Le roi réfléchit encore, et regardant à la dérobée le visage assez soucieux d'Athos:
– Comte, dit-il, elle n'est pas fort jolie, cette demoiselle, il me semble?
– Je ne sais trop, répondit Athos.
– Moi, je l'ai regardée: elle ne m'a point frappé.
– C'est un air de douceur et de modestie, mais peu de beauté, Sire.
– De beaux cheveux blonds, cependant.
– Je crois que oui.
– Et d'assez beaux yeux bleus.
– C'est cela même.
– Donc, sous le rapport de la beauté, le parti est ordinaire.

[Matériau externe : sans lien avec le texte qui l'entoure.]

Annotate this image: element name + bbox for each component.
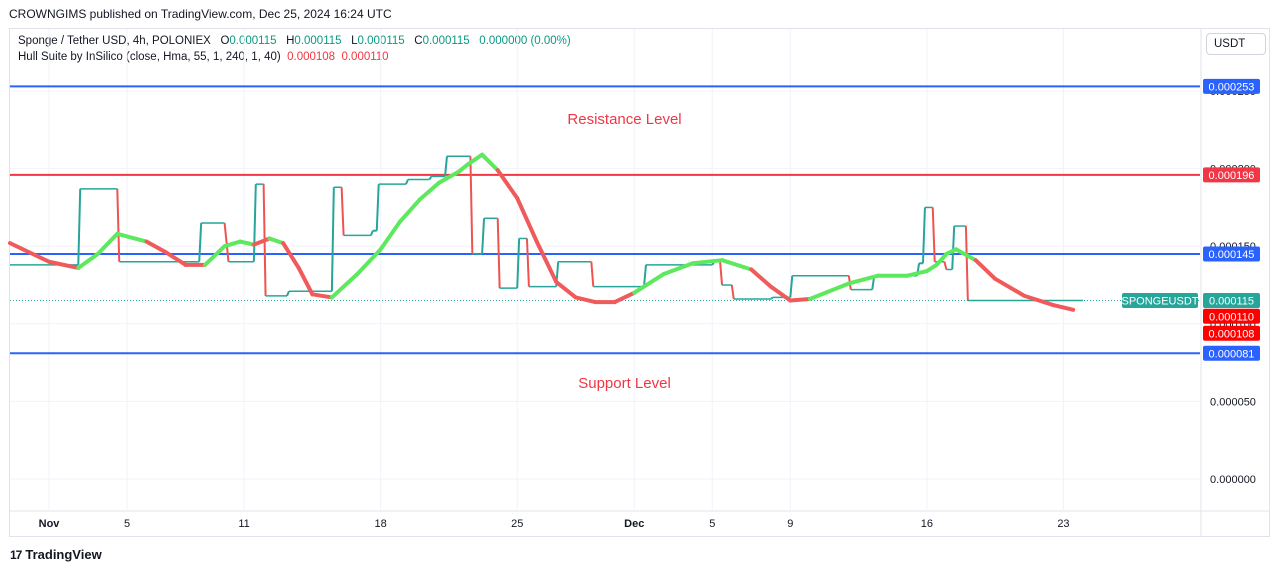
- publisher-line: CROWNGIMS published on TradingView.com, …: [9, 7, 392, 21]
- high-value: 0.000115: [294, 35, 342, 47]
- close-label: C: [414, 35, 423, 47]
- indicator-legend: Hull Suite by InSilico (close, Hma, 55, …: [18, 51, 389, 63]
- open-value: 0.000115: [229, 35, 277, 47]
- high-label: H: [286, 35, 295, 47]
- tradingview-logo-icon: 17: [10, 547, 22, 562]
- indicator-value-2: 0.000110: [341, 51, 389, 63]
- indicator-name[interactable]: Hull Suite by InSilico (close, Hma, 55, …: [18, 51, 281, 63]
- low-label: L: [351, 35, 358, 47]
- symbol-name[interactable]: Sponge / Tether USD, 4h, POLONIEX: [18, 35, 211, 47]
- change-value: 0.000000 (0.00%): [479, 35, 571, 47]
- tradingview-logo[interactable]: 17 TradingView: [10, 547, 102, 562]
- close-value: 0.000115: [422, 35, 470, 47]
- low-value: 0.000115: [357, 35, 405, 47]
- currency-selector[interactable]: USDT: [1206, 33, 1266, 55]
- symbol-legend: Sponge / Tether USD, 4h, POLONIEX O0.000…: [18, 35, 571, 47]
- brand-name: TradingView: [25, 547, 102, 562]
- indicator-value-1: 0.000108: [287, 51, 336, 63]
- open-label: O: [220, 35, 230, 47]
- chart-frame: [9, 28, 1270, 537]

Passons à l'argent.
– Quinze à vingt mille livres de dot au plus, Sire; mais les amoureux sont désintéressés; moi-même, je fais peu de cas de l'argent.
– Le superflu, voulez-vous dire; mais le nécessaire, c'est urgent. Avec quinze mille livres de dot, sans apanages, une femme ne peut aborder la cour. Nous y suppléerons; je veux faire cela pour Bragelonne.
Athos s'inclina. Le roi remarqua encore sa froideur.